En vista de que no podía abrazarme a mí, la buena mujer empezó a besar el ojo de la cerradura.

–¡Gracias, querida Peggotty! –susurré–. ¡Gracias! ¡Gracias! ¿Me prometes una cosa? ¿Escribirás al señor Peggotty, a la pequeña Emily, a la señora Gummidge y a Ham para decirles que no soy tan malo? ¿Les enviarás mi cariño, especialmente a la pequeña Emily? ¿Me harás ese favor, Peggotty?

Aquella alma caritativa lo prometió y, antes de despedirnos, los dos besamos el ojo de la cerradura con el mayor afecto; recuerdo que también le di un golpecito, como si fuera su noble rostro. Desde esa noche nació en mi interior un sentimiento por Peggotty que me resulta muy difícil definir. No ocupó el lugar de mi madre, nadie podría hacerlo; pero llenó un hueco de mi corazón que pareció volver a cerrarse con ella dentro, algo que jamás he sentido por ningún otro ser humano. Se trataba, asimismo, de un cariño con matices cómicos; y, sin embargo, ignoro lo que habría hecho si ella hubiera muerto y cómo habría superado la tragedia que eso hubiera significado para mí.

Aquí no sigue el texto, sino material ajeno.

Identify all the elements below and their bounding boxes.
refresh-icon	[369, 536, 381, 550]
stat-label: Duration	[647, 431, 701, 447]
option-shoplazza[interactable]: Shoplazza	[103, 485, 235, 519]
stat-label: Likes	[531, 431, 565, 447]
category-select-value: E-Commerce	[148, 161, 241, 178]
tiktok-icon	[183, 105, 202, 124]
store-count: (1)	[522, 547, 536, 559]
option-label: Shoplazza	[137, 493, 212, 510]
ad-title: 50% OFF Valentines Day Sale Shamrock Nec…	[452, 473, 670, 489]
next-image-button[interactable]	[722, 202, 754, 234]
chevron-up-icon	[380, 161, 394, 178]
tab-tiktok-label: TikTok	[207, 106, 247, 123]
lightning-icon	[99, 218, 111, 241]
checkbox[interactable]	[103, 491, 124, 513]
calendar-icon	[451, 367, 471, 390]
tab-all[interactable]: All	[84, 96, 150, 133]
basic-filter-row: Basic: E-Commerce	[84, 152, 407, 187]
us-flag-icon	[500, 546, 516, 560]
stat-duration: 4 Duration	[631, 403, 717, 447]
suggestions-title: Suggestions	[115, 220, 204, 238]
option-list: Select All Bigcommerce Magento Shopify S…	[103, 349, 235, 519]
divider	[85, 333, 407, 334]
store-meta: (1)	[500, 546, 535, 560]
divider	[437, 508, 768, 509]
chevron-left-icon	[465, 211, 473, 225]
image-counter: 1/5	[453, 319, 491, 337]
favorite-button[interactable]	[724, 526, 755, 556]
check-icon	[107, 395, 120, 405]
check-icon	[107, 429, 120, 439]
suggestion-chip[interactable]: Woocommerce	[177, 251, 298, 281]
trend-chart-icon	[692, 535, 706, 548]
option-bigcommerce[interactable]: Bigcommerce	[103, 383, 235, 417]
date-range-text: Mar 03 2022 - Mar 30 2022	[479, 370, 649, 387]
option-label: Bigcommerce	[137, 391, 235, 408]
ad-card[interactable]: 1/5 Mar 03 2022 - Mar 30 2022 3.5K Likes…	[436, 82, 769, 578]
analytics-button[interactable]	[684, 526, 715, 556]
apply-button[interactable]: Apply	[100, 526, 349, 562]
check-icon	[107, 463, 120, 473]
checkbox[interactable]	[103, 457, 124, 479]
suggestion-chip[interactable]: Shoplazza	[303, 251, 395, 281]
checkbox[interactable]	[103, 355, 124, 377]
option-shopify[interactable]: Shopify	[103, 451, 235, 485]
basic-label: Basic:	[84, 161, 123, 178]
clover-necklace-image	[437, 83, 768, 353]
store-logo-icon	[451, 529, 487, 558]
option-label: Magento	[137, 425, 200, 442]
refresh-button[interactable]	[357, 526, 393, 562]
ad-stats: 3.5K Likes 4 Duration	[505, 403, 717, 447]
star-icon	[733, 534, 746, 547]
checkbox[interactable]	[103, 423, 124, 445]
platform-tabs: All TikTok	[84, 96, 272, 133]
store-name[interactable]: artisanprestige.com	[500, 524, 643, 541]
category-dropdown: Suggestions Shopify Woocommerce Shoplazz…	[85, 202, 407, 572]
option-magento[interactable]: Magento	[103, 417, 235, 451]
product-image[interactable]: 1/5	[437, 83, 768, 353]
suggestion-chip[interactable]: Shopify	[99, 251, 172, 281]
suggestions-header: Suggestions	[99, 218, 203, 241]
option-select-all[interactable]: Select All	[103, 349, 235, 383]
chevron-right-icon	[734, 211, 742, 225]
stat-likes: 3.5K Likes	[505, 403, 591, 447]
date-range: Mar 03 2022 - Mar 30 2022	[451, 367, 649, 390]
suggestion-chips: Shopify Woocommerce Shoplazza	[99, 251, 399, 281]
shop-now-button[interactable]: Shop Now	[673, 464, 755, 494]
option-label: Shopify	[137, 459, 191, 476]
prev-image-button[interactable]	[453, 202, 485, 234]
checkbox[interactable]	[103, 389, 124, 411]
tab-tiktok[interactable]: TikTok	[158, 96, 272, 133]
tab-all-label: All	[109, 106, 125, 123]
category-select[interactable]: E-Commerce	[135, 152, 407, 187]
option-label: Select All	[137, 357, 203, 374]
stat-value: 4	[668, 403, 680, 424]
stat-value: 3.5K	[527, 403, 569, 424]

La señorita Murdstone apareció por la mañana, como de costumbre, y me dio la noticia de que iban a enviarme a un internado, algo no tan nuevo para mí como ella suponía. También me ordenó que, cuando estuviera vestido, bajase al comedor a tomar el desayuno. Allí encontré a mi madre, pálida y con los ojos enrojecidos: me arrojé en sus brazos y le pedí perdón, profundamente arrepentido.

–¡Ay, Davy! –exclamó–. ¿Cómo has podido herir tanto a alguien que yo amo? ¡Procura ser mejor, te lo ruego! Tienes mi perdón; pero me entristece pensar que en tu interior anidan tan malos sentimientos, Davy.

La habían persuadido de que yo no era un buen muchacho, lo que la afligía mucho más que mi partida. Aquello me partió el alma. Intenté tomar mi desayuno de despedida, pero mis lágrimas caían sobre el pan con manteca y salpicaban la taza de té. Advertí que mi madre me miraba algunas veces, y después volvía los ojos hacia la vigilante señorita Murdstone, bajaba la cabeza o desviaba la vista.

–¡Ahí está el equipaje del señor Copperfield! –gritó la señorita Murdstone, al oír el estrépito de unas ruedas junto a la entrada.

Busqué con la vista a Peggotty, pero ni ella ni el señor Murdstone aparecieron. Mi viejo conocido, el cochero, estaba en la puerta; sacaron mi baúl y lo subieron al carro.

–¡Clara! –dijo la señorita Murdstone en tono amonestador.

–Tienes razón, mi querida Jane –repuso mi madre, que había rodeado mi cuello con sus brazos–. Te perdono, hijo mío. ¡Y que Dios te bendiga!

–¡Clara! –repitió su cuñada.

La señorita Murdstone tuvo la amabilidad de acompañarme al carro, diciéndome por el camino que esperaba que me arrepintiera antes de que fuera demasiado tarde. Entonces me senté junto al cochero y el caballo empezó a alejarse con paso cansino.